= Sadanand Joshi =

Sadanand D. Joshi is the president of Joshi Technologies International, Inc. (JTI) and a petroleum engineer, he contributed in developing horizontal well technology to produce crude oil and natural gas. He was also a distinguished lecturer for the Society of Petroleum Engineers in 1995-1996. He was listed by Oil and Gas Investor magazine as one of the 100 most influential people of the petroleum century.

== Biography ==
He earned his Bachelor's degree in mechanical engineering from Walchand College of Engineering, and earned his M.Tech. in 1975 in Mechanical Engineering from the Indian Institute of Technology Bombay (IIT Bombay).
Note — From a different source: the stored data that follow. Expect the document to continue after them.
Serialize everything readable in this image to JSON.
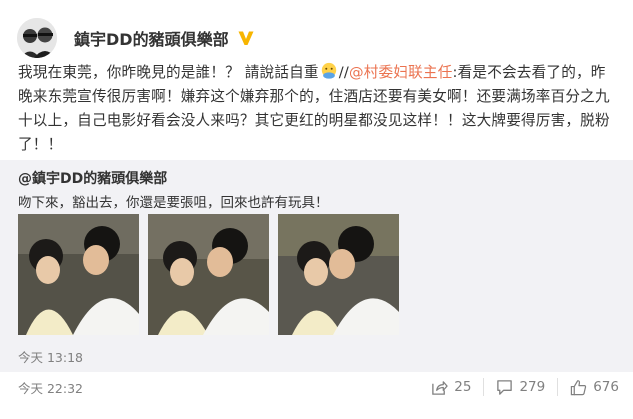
{
  "author": {
    "name": "鎮宇DD的豬頭俱樂部",
    "verified": true,
    "badge_color": "#f7b500"
  },
  "post": {
    "text_before_emoji": "我現在東莞，你昨晚見的是誰！？ 請說話自重",
    "text_slashes": "//",
    "mention": "@村委妇联主任",
    "text_after_mention": ":看是不会去看了的，昨晚来东莞宣传很厉害啊！嫌弃这个嫌弃那个的，住酒店还要有美女啊！还要满场率百分之九十以上，自己电影好看会没人来吗？其它更红的明星都没见这样！！这大牌要得厉害，脱粉了！！",
    "emoji": "hand-over-mouth-emoji",
    "time": "今天 22:32"
  },
  "repost": {
    "user": "@鎮宇DD的豬頭俱樂部",
    "text": "吻下來，豁出去，你還是要張咀，回來也許有玩具！",
    "time": "今天 13:18",
    "photos": [
      "photo-1",
      "photo-2",
      "photo-3"
    ]
  },
  "actions": {
    "share_icon": "share-icon",
    "share_count": "25",
    "comment_icon": "comment-icon",
    "comment_count": "279",
    "like_icon": "thumbs-up-icon",
    "like_count": "676"
  },
  "colors": {
    "mention": "#eb7350",
    "meta": "#808080",
    "repost_bg": "#f2f2f5"
  }
}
He earned a Ph.D. in mechanical engineering from Iowa State University (ISU) in 1978.

He is well known in the Oil & Gas industry for his technical papers and best selling book on the subject, which was published by PennWell in 1991. By virtue of his extensive scholarship in this area, he has gained numerous accolades, including being designated as a Distinguished Lecturer by the Society of Petroleum Engineers for the 1995-1996 season. At the beginning of 2000, Joshi was honored by the "Oil & Gas Investor" and was listed along with many well known names as one of the 100 Most Influential People in the Petroleum Century.

Joshi founded JTI in 1988 after a successful nine-year tenure at Phillips Petroleum Company in Bartlesville, Oklahoma. Drawing on his expertise in the field of horizontal well technology, he has guided the company to its current position, as both an international consulting and E&P company. In addition to his role as the CEO of the company, Joshi's primary responsibilities include international project origination/negotiation and strategic planning.

In March 2003, Joshi was named as a distinguished Alumnus by his alma mater, IIT Bombay, India. In 2012, because of his outstanding engineering contribution to the oil industry he received the Anson Marston Medal from his alma mater, ISU.